Dutch Ministry of Finance provides welcome guidance for tax exempt entities such as pension funds in new policy decree 

INTRODUCTION 

In 2022, new transfer pricing anti-mismatch legislation entered into force, with a focus on neutralizing transfer pricing mismatches in corporate income taxation that arise due to the application of the at arm’s length principle. Such a transfer pricing mismatch arises for example when an entity acquires an asset from an affiliated entity for a price lower than fair market value, where the acquiring entity receives a step up and the transferring entity does not recognize a capital gain. With the anti-mismatch legislation, the Netherlands would in principle disallow the step-up in the Netherlands, thus leaving fewer room for depreciation in the tax base of the Dutch taxpayer. 

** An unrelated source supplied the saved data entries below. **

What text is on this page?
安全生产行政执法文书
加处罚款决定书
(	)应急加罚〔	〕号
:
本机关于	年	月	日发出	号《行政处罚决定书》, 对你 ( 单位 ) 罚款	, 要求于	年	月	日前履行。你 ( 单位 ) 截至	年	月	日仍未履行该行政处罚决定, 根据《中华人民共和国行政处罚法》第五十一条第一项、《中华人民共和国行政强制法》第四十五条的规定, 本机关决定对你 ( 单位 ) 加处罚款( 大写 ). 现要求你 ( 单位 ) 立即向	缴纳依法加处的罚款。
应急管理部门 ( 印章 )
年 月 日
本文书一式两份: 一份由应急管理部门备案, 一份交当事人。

These rules also state that when an asset is acquired through a dividend, capital contribution, or similar transaction, the new book value will be equal to the amount taken into account for tax purposes of the affiliated transferring entity. Based on the literal wording of the article, this means that the new book value will be zero if an asset is acquired from a tax exempt affiliated entity. This situation qualifies as overkill as the absence of taxation at the level of the transferor is caused by the tax-exempt nature of the transferor and not by the mismatch in transfer pricing. 

The new policy decree published on January 24, 2023, addresses this overkill situation. In situations such as these where the asset is acquired from a tax exempt entity through a dividend, capital contribution or similar transaction, the step-up will nonetheless be granted to a Dutch transferee in case the following two conditions are satisfied: 

  1. The asset transfer by way of a (capital) contribution in kind is recorded at fair market value in the financial statements of both the tax exempt transferor as well as the Dutch transferee.
  2. For legal purposes, the transfer by way of a (capital) contribution in kind is also recognized at fair market value.  

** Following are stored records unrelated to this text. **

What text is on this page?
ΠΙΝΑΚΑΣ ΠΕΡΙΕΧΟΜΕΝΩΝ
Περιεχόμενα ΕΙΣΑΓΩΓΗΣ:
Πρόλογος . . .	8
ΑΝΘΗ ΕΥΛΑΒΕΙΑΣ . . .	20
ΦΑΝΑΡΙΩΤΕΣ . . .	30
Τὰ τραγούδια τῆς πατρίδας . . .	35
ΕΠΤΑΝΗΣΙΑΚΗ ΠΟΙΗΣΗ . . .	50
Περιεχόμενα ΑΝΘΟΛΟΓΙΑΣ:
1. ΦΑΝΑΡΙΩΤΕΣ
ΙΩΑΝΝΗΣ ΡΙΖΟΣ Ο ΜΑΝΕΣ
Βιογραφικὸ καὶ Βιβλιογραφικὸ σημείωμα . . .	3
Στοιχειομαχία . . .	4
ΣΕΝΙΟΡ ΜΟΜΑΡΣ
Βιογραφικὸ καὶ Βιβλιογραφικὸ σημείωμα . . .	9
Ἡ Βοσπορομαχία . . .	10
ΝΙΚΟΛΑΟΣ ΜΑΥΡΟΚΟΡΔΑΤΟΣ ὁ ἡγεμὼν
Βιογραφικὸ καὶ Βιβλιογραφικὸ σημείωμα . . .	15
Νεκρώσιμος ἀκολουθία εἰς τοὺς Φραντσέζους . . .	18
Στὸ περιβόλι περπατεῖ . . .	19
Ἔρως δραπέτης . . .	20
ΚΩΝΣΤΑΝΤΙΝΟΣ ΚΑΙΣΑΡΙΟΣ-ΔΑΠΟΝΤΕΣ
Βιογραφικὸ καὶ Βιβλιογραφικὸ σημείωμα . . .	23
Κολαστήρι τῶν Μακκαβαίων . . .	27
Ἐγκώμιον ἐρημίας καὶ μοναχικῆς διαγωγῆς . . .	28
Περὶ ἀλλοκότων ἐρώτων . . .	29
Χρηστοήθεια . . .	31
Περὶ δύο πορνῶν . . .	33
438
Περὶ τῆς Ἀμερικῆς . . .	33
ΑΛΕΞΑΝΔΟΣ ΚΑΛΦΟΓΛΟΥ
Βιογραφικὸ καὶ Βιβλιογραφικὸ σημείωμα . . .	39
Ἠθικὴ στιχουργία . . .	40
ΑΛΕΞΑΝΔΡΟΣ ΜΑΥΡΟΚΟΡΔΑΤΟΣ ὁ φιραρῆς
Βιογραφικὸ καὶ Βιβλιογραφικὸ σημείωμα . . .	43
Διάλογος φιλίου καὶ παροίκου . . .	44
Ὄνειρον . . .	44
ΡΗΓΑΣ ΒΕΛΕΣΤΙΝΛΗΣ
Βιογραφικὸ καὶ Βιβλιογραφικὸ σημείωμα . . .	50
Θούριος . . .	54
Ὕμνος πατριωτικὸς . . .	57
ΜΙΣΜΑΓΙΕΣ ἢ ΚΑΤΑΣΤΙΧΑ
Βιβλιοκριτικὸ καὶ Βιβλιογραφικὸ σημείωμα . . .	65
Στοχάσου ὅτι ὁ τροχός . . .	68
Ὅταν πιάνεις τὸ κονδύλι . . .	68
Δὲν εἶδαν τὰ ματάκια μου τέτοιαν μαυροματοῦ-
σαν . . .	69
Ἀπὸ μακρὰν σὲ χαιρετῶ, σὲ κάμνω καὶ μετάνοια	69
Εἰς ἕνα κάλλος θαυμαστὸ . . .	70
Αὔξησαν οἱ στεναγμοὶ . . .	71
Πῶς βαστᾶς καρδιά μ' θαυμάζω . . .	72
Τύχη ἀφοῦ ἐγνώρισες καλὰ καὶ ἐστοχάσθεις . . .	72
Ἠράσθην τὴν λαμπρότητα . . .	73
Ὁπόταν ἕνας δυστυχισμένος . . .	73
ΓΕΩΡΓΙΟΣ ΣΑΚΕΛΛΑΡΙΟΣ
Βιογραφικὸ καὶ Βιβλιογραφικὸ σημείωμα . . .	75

The Decree applies to a dividend, repayment of paid-up capital, liquidation proceeds, capital contribution or similar transactions.

TAKEAWAYS 

The overkill situation resulting in a step down instead of a step up of the acquired asset, is caused by the tax exempt nature of the affiliated transferor. The Ministry of Finance not only recognizes that there is overkill in this situation but also recognizes that it is not the purpose of the anti-transfer pricing mismatch rules to apply to this situation, as the mismatch is not caused by transfer pricing rules, but by the subjective exemption. In other words, the Dutch Ministry of Finance implicitly reiterates that the anti-mismatch legislation include an ‘origin requirement’, i.e. the mismatch should be caused by transfer pricing misalignment.

Though only a very specific case is covered by this policy, the policy decree may as such be seen as an additional argument that the anti-transfer pricing mismatch rules should only apply insofar the mismatch is a result of incompatible transfer pricing rules, even though the literal wording of the provision indicates a broader scope.  

The entry into force date of the Decree is set on the day after the formal publication in the official journal and has no formal retroactive effect or effective date. However, we feel that qualifying transfers prior to the such date should also be covered.